Antônio Marcos de Souza Aquino, Eduardo Pacca Luna Mattar, Luís Henrique Ebling Farinatti, Leandro Roberto da Cruz, Alen Patric de Oliveira Costa, Elizio Ferreira Frade Junior, Edson Alves de Araújo, Walter Jose Rodrigues Matrangolo


Cratylia argentea is a multi-purpose shrub with potential as a source of protein for livestock, but is rarely used in production units. This study aimed to monitor the establishment of a stand of this plant in a sandy Ultisol (Red-Yellow Argisol), in an area of 4,000 m2 on a rural property in Cruzeiro do Sul, Acre, Brazil, comparing 2 planting methods: (i) transplanting seedlings (78 in total); and (ii) direct seeding (3,820 seeds in 1,910 pits).
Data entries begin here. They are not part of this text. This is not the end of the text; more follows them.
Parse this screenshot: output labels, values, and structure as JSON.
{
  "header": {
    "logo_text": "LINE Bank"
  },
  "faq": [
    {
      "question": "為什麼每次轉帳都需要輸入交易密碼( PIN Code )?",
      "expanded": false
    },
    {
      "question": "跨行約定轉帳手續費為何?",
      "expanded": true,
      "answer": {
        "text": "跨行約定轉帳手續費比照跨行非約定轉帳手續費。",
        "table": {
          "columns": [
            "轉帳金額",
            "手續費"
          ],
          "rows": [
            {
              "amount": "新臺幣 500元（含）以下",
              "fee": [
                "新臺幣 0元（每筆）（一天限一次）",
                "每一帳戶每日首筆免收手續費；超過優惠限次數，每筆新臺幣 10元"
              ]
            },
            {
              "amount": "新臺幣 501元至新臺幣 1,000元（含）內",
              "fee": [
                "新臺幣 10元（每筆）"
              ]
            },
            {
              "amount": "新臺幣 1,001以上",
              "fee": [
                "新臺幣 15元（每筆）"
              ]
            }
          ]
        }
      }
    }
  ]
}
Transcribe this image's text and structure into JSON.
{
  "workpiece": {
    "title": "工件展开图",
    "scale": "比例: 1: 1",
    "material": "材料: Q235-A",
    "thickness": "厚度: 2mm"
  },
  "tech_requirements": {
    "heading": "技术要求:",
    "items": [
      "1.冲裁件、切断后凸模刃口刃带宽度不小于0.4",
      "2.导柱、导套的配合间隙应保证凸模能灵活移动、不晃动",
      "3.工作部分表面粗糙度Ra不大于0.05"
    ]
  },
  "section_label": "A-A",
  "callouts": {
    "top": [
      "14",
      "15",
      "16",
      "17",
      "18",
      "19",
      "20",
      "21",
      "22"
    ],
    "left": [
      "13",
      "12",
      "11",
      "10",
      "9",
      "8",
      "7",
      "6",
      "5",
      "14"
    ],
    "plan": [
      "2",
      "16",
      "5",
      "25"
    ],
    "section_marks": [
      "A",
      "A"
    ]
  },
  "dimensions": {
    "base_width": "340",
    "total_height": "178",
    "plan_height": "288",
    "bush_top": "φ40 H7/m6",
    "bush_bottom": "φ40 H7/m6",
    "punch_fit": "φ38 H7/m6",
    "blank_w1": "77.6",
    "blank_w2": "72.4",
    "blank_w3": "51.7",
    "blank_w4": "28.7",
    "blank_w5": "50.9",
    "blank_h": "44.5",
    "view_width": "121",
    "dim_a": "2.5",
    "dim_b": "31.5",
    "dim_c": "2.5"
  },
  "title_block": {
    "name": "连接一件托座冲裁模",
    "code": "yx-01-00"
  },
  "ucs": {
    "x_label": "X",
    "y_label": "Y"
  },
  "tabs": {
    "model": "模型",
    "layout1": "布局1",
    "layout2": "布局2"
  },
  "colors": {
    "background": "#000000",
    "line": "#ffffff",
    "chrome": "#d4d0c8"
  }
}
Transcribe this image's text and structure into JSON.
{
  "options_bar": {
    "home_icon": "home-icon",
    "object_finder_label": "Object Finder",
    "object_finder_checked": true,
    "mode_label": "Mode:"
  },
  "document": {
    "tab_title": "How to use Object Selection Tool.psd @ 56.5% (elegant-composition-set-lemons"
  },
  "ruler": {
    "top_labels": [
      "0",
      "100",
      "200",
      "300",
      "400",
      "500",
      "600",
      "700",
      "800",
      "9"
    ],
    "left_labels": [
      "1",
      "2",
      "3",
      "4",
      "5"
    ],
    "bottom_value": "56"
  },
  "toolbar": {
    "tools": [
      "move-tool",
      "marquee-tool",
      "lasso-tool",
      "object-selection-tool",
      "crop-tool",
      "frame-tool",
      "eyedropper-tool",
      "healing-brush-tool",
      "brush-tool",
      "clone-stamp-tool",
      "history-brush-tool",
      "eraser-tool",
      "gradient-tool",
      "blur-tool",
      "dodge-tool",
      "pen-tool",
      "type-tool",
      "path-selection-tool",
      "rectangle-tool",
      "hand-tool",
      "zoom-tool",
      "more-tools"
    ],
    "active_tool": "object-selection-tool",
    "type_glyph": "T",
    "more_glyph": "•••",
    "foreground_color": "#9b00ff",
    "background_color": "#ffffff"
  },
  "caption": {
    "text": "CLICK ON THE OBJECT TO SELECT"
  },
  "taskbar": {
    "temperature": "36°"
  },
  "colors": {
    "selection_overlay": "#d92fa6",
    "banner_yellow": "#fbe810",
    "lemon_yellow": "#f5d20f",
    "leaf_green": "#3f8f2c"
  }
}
The existing pasture was sprayed with glyphosate before planting C. argentea. Subsequently, herbicide and mechanical methods were used to control weeds, while fertilizer was applied and the area was mulched. In the first year after planting, activities performed and inputs were recorded along with costs in order to create a reference model for those intending to cultivate this species in the humid tropics. At 10 months after planting, average height of plants was 162 cm (range 70‒240 cm) with no effect of planting method. Ninety-seven per cent of plants established from seedlings survived, while 81% of pits established from direct seeding in the field had surviving plants. The cost of establishing a hectare of C. argentea was US$ 1,654.17, with 85.8% of the cost for labor and only 14.2% for other inputs, although costs of producing seedlings and hand-planting them were not considered. Studies to develop planting systems using less labor seem warranted.